Companies begin to target your dreams for advertising and everyone, including experts, is freaking out.
As if people do not see enough advertisements throughout the day. The brewing company, Coors, has launched a new marketing campaign attempting to advertise beer within dreams using targeted dream incubation (TDI). Other large brands such as Xbox and Burger King have also begun research into the engineering of dreams.
Psychologist and dream expert Dr Deidre Barrett said, “We saw the results come to life in the Dream Lab trial run when participants reported similar dream experiences including refreshing streams, mountains, waterfalls, and even Coors itself.”
TDI is the process of engineering an individual’s dreams into a specific theme and has been the subject of experimentation dating back to ancient Egypt. The process involves various ways to infiltrate the subconscious and is primarily used to ease PTSD subject’s nightmares.
Although TDI has been studied for thousands of years, the morals and ethics of mind penetration are still unclear.
How It “Works”
TDI requires technology that takes advantage of the senses, using images and sounds to shape dreams. Coors specifically asks consumers to watch a video before sleeping and play an hour-long sound bite throughout the night. The combination should mould the individual’s dreams into scenes of “refreshing beer”.
People throughout history invented techniques to change the content of their dreams, through meditation, painting, praying, and even drug use. Modern technology takes advantage of human senses, using external items to influence the mind.
A 2014 study found that smokers exposed to the smell of cigarettes and rotten eggs while they slept smoked 30% fewer cigarettes during the following week.
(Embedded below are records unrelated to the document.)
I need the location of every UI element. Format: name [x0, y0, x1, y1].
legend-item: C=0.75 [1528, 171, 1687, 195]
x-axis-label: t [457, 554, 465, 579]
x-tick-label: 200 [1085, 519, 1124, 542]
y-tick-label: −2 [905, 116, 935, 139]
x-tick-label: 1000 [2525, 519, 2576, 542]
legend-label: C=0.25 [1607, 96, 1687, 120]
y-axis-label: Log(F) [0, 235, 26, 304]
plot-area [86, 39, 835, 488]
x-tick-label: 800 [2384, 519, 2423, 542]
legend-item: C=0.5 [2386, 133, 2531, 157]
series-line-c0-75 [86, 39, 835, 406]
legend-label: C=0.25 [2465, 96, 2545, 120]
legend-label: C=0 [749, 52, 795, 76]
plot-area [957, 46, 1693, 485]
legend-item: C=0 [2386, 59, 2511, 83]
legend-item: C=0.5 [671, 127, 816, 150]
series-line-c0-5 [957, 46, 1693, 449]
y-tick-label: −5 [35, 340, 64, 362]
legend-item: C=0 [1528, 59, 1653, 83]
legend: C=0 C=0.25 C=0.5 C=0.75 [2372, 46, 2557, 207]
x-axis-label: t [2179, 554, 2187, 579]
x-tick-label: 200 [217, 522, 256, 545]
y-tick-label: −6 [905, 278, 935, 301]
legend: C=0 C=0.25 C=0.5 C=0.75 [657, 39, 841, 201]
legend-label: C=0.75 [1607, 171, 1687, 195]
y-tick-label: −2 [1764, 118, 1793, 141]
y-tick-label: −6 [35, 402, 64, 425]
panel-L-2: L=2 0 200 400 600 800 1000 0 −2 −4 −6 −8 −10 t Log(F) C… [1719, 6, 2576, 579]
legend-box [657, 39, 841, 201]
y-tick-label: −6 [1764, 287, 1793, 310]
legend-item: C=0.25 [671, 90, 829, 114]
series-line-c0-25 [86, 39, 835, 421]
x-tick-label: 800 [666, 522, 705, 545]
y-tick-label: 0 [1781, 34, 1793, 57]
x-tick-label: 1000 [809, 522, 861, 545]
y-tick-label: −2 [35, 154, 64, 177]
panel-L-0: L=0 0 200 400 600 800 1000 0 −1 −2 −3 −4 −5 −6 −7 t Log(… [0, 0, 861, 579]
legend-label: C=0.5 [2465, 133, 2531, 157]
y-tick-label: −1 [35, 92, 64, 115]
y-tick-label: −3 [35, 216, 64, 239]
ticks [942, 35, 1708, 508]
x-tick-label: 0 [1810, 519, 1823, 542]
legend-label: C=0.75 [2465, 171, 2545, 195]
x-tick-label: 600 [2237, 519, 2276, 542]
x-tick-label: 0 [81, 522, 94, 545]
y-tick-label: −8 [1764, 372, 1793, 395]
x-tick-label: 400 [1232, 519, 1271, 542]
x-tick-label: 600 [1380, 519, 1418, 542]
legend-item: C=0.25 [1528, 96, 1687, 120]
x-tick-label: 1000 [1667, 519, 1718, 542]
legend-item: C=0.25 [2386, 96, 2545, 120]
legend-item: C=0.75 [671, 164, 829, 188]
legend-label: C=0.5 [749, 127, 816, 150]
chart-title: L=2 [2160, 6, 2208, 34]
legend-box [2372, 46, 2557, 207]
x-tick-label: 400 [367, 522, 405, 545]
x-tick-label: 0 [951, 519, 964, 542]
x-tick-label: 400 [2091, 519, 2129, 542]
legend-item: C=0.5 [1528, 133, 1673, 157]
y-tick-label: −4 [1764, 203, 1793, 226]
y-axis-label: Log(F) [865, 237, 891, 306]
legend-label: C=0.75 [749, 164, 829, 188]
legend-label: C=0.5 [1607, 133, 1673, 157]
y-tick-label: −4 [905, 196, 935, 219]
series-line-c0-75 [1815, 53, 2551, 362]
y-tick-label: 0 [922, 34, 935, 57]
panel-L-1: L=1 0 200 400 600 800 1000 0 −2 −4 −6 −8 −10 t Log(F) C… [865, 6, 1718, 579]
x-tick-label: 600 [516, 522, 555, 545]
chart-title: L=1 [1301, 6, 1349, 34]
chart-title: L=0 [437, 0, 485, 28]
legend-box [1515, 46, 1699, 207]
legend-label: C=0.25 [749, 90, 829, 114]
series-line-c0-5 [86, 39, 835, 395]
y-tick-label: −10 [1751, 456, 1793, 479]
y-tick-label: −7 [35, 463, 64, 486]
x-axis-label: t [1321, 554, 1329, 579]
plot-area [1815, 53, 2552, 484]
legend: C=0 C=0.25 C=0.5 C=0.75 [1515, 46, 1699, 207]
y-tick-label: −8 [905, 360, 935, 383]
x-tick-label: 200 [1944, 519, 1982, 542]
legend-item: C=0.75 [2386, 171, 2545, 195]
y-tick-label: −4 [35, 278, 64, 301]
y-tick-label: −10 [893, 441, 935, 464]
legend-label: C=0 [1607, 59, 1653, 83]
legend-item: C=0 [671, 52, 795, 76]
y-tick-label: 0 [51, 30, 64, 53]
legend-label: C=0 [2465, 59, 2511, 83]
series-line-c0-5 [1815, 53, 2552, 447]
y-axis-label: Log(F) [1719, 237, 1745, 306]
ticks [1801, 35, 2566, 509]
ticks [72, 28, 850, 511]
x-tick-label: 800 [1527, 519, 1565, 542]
There has also been an example of TDI reducing racial bias in individuals.
As seen, the influence of TDI can deeply affect individuals and their thoughts, raising concern over this ability in the hands of corporations.
Experts suggest that targeted dream incubation is a dangerous route, especially in the hands of major corporations that have been eager to open this door into our subconscious.
Bob Stickgold, a cognitive neuroscientist and professor of psychiatry at Harvard medical school, believes this could set a negative precedent. A precedent in which every major corporation will desperately try to capitalise on this technology. “Anything you could imagine an advertising campaign for, at all, could arguably be enhanced by weaponizing sleep,” Stickgold said.
The surge TDI has alarmed Stickgold and a large group of dream researchers who have signed a letter against the commercial use of TDI. The 40 researchers have actively voiced concerns over using TDI due to the unknown nature of the technology. As a letter from Sleep and Dream Research Team states, “TDI-advertising is not some fun gimmick, but a slippery slope with real consequences,” the letter warned. “The potential for misuse of these technologies is as ominous as it is obvious.”
No policies for this kind of technology currently exist, however national laws against subliminal advertising are set in place. Whether TDIs count as subliminal is unknown. However, attempts to manipulate people during sleep would count as an unfair trade process.
The future of this technology really depends on whether major corporations are willing to enhance this technology. The thought of this is mildly frightening as the enhancement of TDI tech can end up on the border of mind control.
As reported by The Guardian, Rob Stickgold highlights that home devices such as “Alexa” can play sound by their programmers. Devices that could be potentially used to play a sound that alters or mould your dreams without notice.
“You could have this sort of 1984 situation where advertisers buy advertising time on these devices, and nobody ever knows they’re hearing them.”
The concern and alarm are justified as the line between TDI and mind control become thinner. The researchers added that this is no “gimmick.”
“Dream incubation advertising is not some fun gimmick, but a slippery slope with real consequences,” they write on the op-ed website EOS. “Our dreams cannot become just another playground for corporate advertisers.”
The television show Futurama made fun of this concept back in 1999, portraying the reality of advertisements in dreams. The show explained how it worked stating that the gamma radiation in the environment would trigger targeted ads during sleep.
This explanation is eerie and similar to current methods of TD, involving using external senses to trigger thoughts. The extreme outcome of this could be ads playing in our minds at any time due to the air itself being laced with advertisements.
Humans spend a third of their lives sleeping. So it’s only natural that corporations would attempt to cash in on that untapped source. However, the reason we spend so much time sleeping without regret is that allows us to separate from the world. At the end of the letter, Stickgold and his colleagues wrote that action is needed “To keep advertisers from manipulating one of the last refuges of our already beleaguered conscious and unconscious minds: our dreams.”